If you have not figured it out, this highly educated terrorist was Osama Bin Laden. He is one of many well-rounded men that have terrorized our world. In fact, some of the men that we have grown to hate the most (Hitler, Stalin, greedy CEOs) were born and raised in countries with high literacy rates and well educated themselves. This leads me to conclude that education will not save Africa. Education changes people, drives innovation, motivates response against corruption, and has potential to reshape the economy of Cameroon, but it does not solve the biggest problem. Education can never change the heart.
Africa Needs Jesus
The Bible tells us that “the heart is deceitful above all things and desperately sick” (Jeremiah 17:9). The problem with having a sick heart is that you do not know that it is sick. You think the problem is money, or education, or your neighbor, or Wall Street, or Western civilization. That is why Jeremiah says it is “deceitful.” Having a sick heart is a self-blindness under the effects of which you can learn a great deal of things, and recognize all of the issues with others in the world, but your deepest problem is nowhere to be found. And what makes that predicament so bad is not that we are yelling at others or dying in medical ignorance. It is so bad because it separates us from the Creator, the God who made us. The prophet Isaiah tells us, “but your iniquities have made a separation between you and your God, and your sins have hidden his face from you so that he does not hear” (59:2).
And in fact, it is a problem that we as humans cannot solve on our own. You see, we cannot change our own hearts. We cannot even understand on our own that our heart is the problem. And even if we knew the problem and knew to seek after God, he would not listen to us because he has hidden his face because of our sin. Neither money nor education can change that. Yet another prophet, Ezekiel gives us an idea of what we need:
“And I will give you a new heart, and a new spirit I will put within you. And I will remove the heart of stone from your flesh and give you a heart of flesh. And I will put my Spirit within you, and cause you to walk in my statutes and be careful to obey my rules” (36.26).

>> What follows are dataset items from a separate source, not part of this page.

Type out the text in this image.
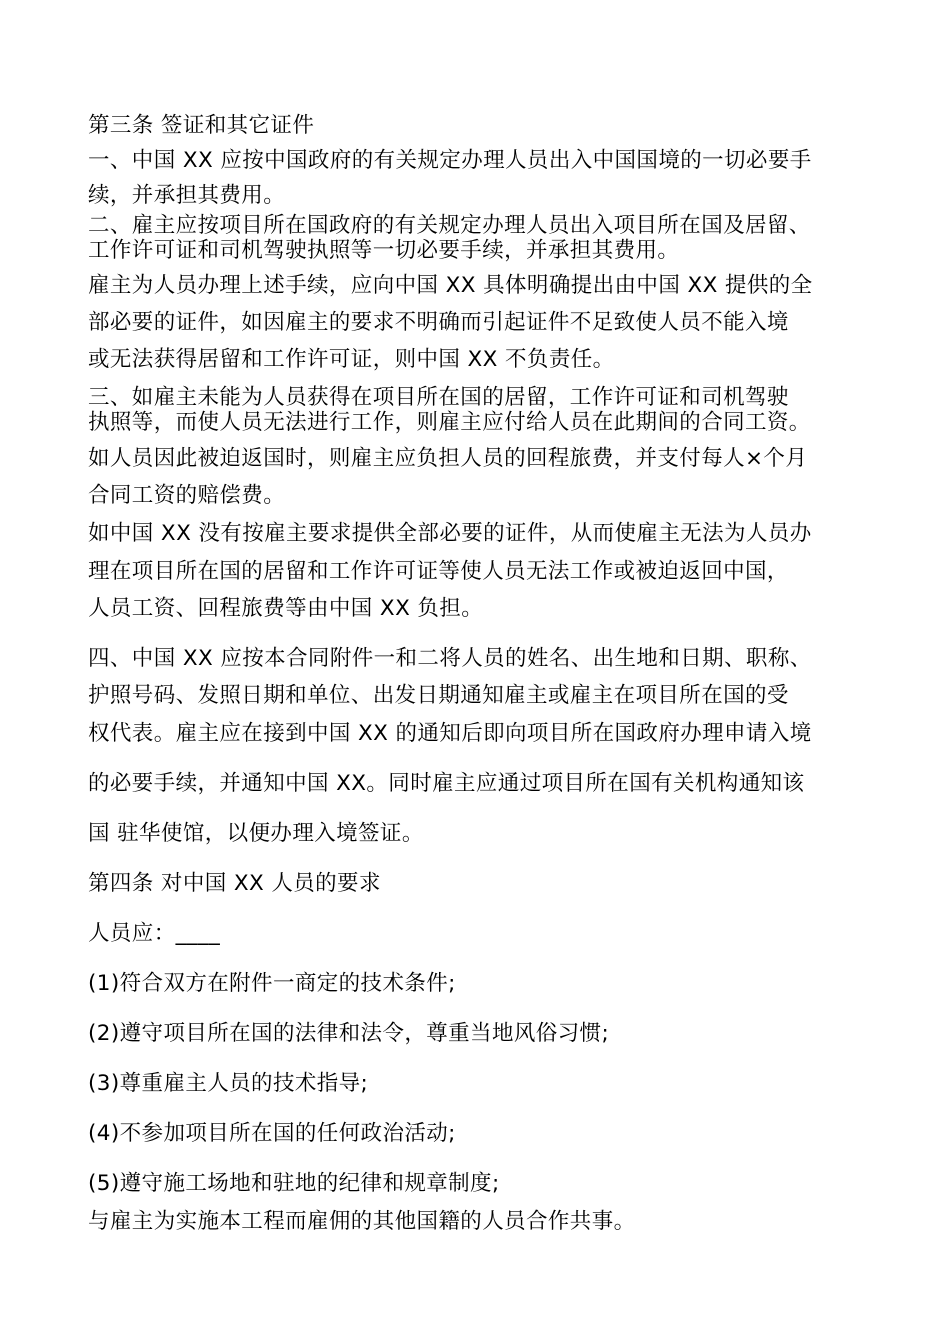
第三条 签证和其它证件
一、中国 XX 应按中国政府的有关规定办理人员出入中国国境的一切必要手
续，并承担其费用。
二、雇主应按项目所在国政府的有关规定办理人员出入项目所在国及居留、
工作许可证和司机驾驶执照等一切必要手续，并承担其费用。
雇主为人员办理上述手续，应向中国 XX 具体明确提出由中国 XX 提供的全
部必要的证件，如因雇主的要求不明确而引起证件不足致使人员不能入境
或无法获得居留和工作许可证，则中国 XX 不负责任。
三、如雇主未能为人员获得在项目所在国的居留，工作许可证和司机驾驶
执照等，而使人员无法进行工作，则雇主应付给人员在此期间的合同工资。
如人员因此被迫返国时，则雇主应负担人员的回程旅费，并支付每人×个月
合同工资的赔偿费。
如中国 XX 没有按雇主要求提供全部必要的证件，从而使雇主无法为人员办
理在项目所在国的居留和工作许可证等使人员无法工作或被迫返回中国，
人员工资、回程旅费等由中国 XX 负担。
四、中国 XX 应按本合同附件一和二将人员的姓名、出生地和日期、职称、
护照号码、发照日期和单位、出发日期通知雇主或雇主在项目所在国的受
权代表。雇主应在接到中国 XX 的通知后即向项目所在国政府办理申请入境
的必要手续，并通知中国 XX。同时雇主应通过项目所在国有关机构通知该
国 驻华使馆，以便办理入境签证。
第四条 对中国 XX 人员的要求
人员应：____
(1)符合双方在附件一商定的技术条件;
(2)遵守项目所在国的法律和法令，尊重当地风俗习惯;
(3)尊重雇主人员的技术指导;
(4)不参加项目所在国的任何政治活动;
(5)遵守施工场地和驻地的纪律和规章制度;
与雇主为实施本工程而雇佣的其他国籍的人员合作共事。
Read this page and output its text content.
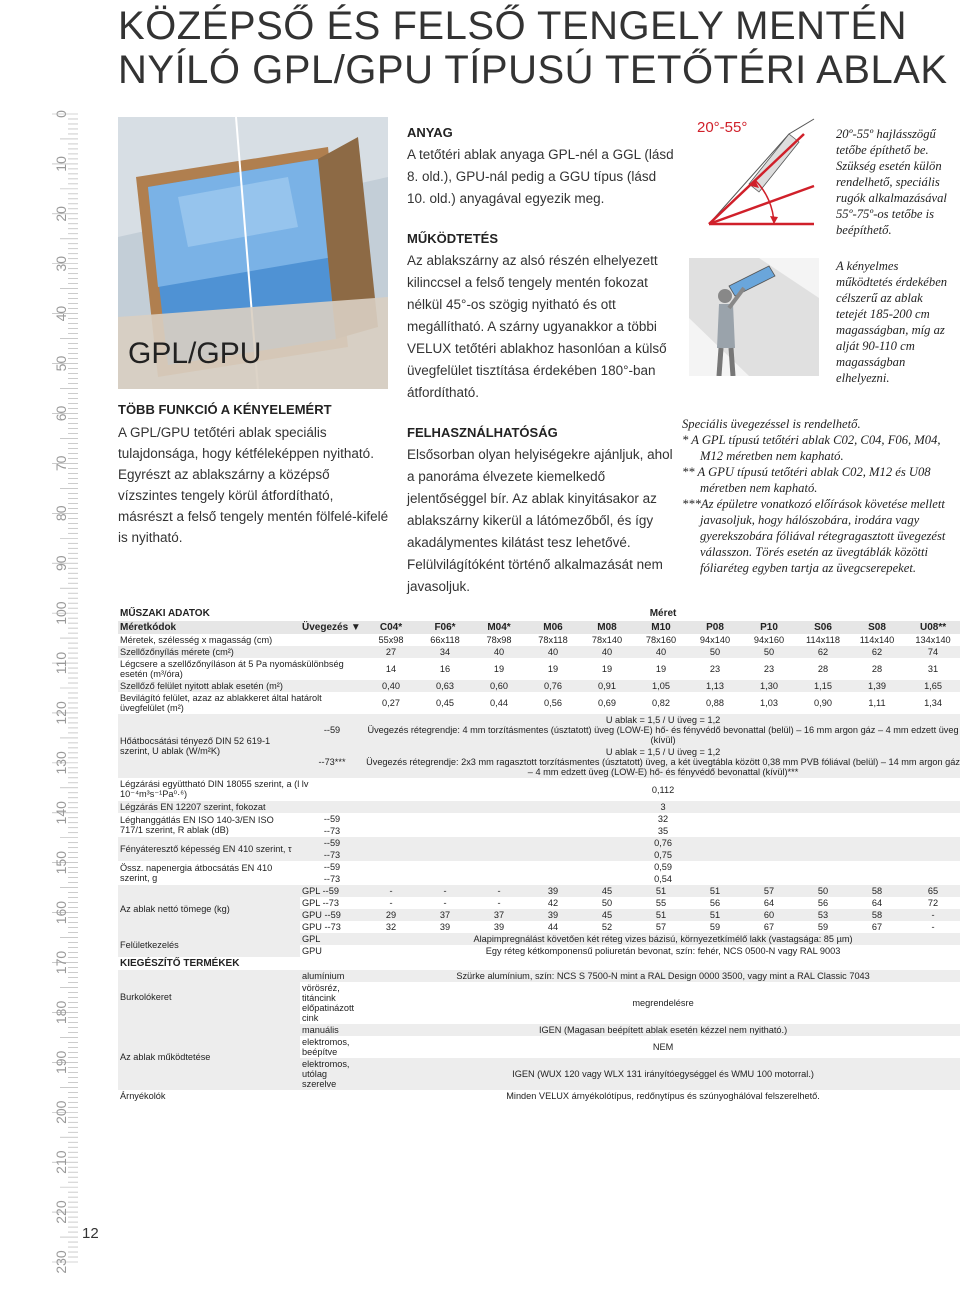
0
10
20
30
40
50
60
70
80
90
100
110
120
130
140
150
160
170
180
190
200
210
220
230
12
KÖZÉPSŐ ÉS FELSŐ TENGELY MENTÉN
NYÍLÓ GPL/GPU TÍPUSÚ TETŐTÉRI ABLAK
GPL/GPU
TÖBB FUNKCIÓ A KÉNYELEMÉRT
A GPL/GPU tetőtéri ablak speciális tulajdonsága, hogy kétféleképpen nyitható. Egyrészt az ablakszárny a középső vízszintes tengely körül átfordítható, másrészt a felső tengely mentén fölfelé-kifelé is nyitható.
ANYAG
A tetőtéri ablak anyaga GPL-nél a GGL (lásd 8. old.), GPU-nál pedig a GGU típus (lásd 10. old.) anyagával egyezik meg.
MŰKÖDTETÉS
Az ablakszárny az alsó részén elhelyezett kilinccsel a felső tengely mentén fokozat nélkül 45°-os szögig nyitható és ott megállítható. A szárny ugyanakkor a többi VELUX tetőtéri ablakhoz hasonlóan a külső üvegfelület tisztítása érdekében 180°-ban átfordítható.
FELHASZNÁLHATÓSÁG
Elsősorban olyan helyiségekre ajánljuk, ahol a panoráma élvezete kiemelkedő jelentőséggel bír. Az ablak kinyitásakor az ablakszárny kikerül a látómezőből, és így akadálymentes kilátást tesz lehetővé. Felülvilágítóként történő alkalmazását nem javasoljuk.
20°-55°	20º-55º hajlásszögű tetőbe építhető be. Szükség esetén külön rendelhető, speciális rugók alkalmazásával 55º-75º-os tetőbe is beépíthető.
A kényelmes működtetés érdekében célszerű az ablak tetejét 185-200 cm magasságban, míg az alját 90-110 cm magasságban elhelyezni.
Speciális üvegezéssel is rendelhető.
* A GPL típusú tetőtéri ablak C02, C04, F06, M04, M12 méretben nem kapható.
** A GPU típusú tetőtéri ablak C02, M12 és U08 méretben nem kapható.
***Az épületre vonatkozó előírások követése mellett javasoljuk, hogy hálószobára, irodára vagy gyerekszobára fóliával rétegragasztott üvegezést válasszon. Törés esetén az üvegtáblák közötti fóliaréteg egyben tartja az üvegcserepeket.
MŰSZAKI ADATOK		Méret										
Méretkódok	Üvegezés ▼	C04*	F06*	M04*	M06	M08	M10	P08	P10	S06	S08	U08**
Méretek, szélesség x magasság (cm)		55x98	66x118	78x98	78x118	78x140	78x160	94x140	94x160	114x118	114x140	134x140
Szellőzőnyílás mérete (cm²)		27	34	40	40	40	40	50	50	62	62	74
Légcsere a szellőzőnyíláson át 5 Pa nyomáskülönbség esetén (m³/óra)		14	16	19	19	19	19	23	23	28	28	31
Szellőző felület nyitott ablak esetén (m²)		0,40	0,63	0,60	0,76	0,91	1,05	1,13	1,30	1,15	1,39	1,65
Bevilágító felület, azaz az ablakkeret által határolt üvegfelület (m²)		0,27	0,45	0,44	0,56	0,69	0,82	0,88	1,03	0,90	1,11	1,34
Hőátbocsátási tényező DIN 52 619-1 szerint, U ablak (W/m²K)	--59	U ablak = 1,5 / U üveg = 1,2
Üvegezés rétegrendje: 4 mm torzításmentes (úsztatott) üveg (LOW-E) hő- és fényvédő bevonattal (belül) – 16 mm argon gáz – 4 mm edzett üveg (kívül)										

	--73***	U ablak = 1,5 / U üveg = 1,2
Üvegezés rétegrendje: 2x3 mm ragasztott torzításmentes (úsztatott) üveg, a két üvegtábla között 0,38 mm PVB fóliával (belül) – 14 mm argon gáz – 4 mm edzett üveg (LOW-E) hő- és fényvédő bevonattal (kívül)***										

Légzárási együttható DIN 18055 szerint, a (l lv 10⁻⁴m³s⁻¹Pa⁰·⁶)		0,112										
Légzárás EN 12207 szerint, fokozat		3										
Léghanggátlás EN ISO 140-3/EN ISO 717/1 szerint, R ablak (dB)	--59	32										
	--73	35										
Fényáteresztő képesség EN 410 szerint, τ	--59	0,76										
	--73	0,75										
Össz. napenergia átbocsátás EN 410 szerint, g	--59	0,59										
	--73	0,54										
Az ablak nettó tömege (kg)	GPL --59	-	-	-	39	45	51	51	57	50	58	65
	GPL --73	-	-	-	42	50	55	56	64	56	64	72
	GPU --59	29	37	37	39	45	51	51	60	53	58	-
	GPU --73	32	39	39	44	52	57	59	67	59	67	-
Felületkezelés	GPL	Alapimpregnálást követően két réteg vizes bázisú, környezetkímélő lakk (vastagsága: 85 µm)										
	GPU	Egy réteg kétkomponensű poliuretán bevonat, szín: fehér, NCS 0500-N vagy RAL 9003										
KIEGÉSZÍTŐ TERMÉKEK												
Burkolókeret	alumínium	Szürke alumínium, szín: NCS S 7500-N mint a RAL Design 0000 3500, vagy mint a RAL Classic 7043										
	vörösréz, titáncink előpatinázott cink	megrendelésre										
Az ablak működtetése	manuális	IGEN (Magasan beépített ablak esetén kézzel nem nyitható.)										
	elektromos, beépítve	NEM										
	elektromos, utólag szerelve	IGEN (WUX 120 vagy WLX 131 irányítóegységgel és WMU 100 motorral.)										
Árnyékolók		Minden VELUX árnyékolótípus, redőnytípus és szúnyoghálóval felszerelhető.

In order to be right with God we need a new heart. Our sick-stone-heart can never please God no matter how well-informed it may be. This is evident in the lives of the men that I have mentioned above. And it is evident in my life and in the lives of my neighbors. We need more radical change than education has to offer. Education cannot save Africa. Only Jesus can save Africa. Paul clues us into this in 2 Corinthians 5:17, “Therefore if anyone is in Christ he is a new creation. The old has passed away, behold the new has come.” It is only through Christ that we can become new. We cannot change ourselves, we need Jesus.
I have not abandoned education (or my library idea). There is a reason that where Christianity has spread around the world so has literacy. We are a people of the Book, and though it is not a requirement, literacy helps greatly. But in the end, I know that education by itself will save no one. Education does so many wonderful things, but it also makes smarter thieves, harder to catch murders, and brilliant despots. There is no doubt in my mind that the future for Africa is in education, but the salvation of Africa rests in Jesus alone.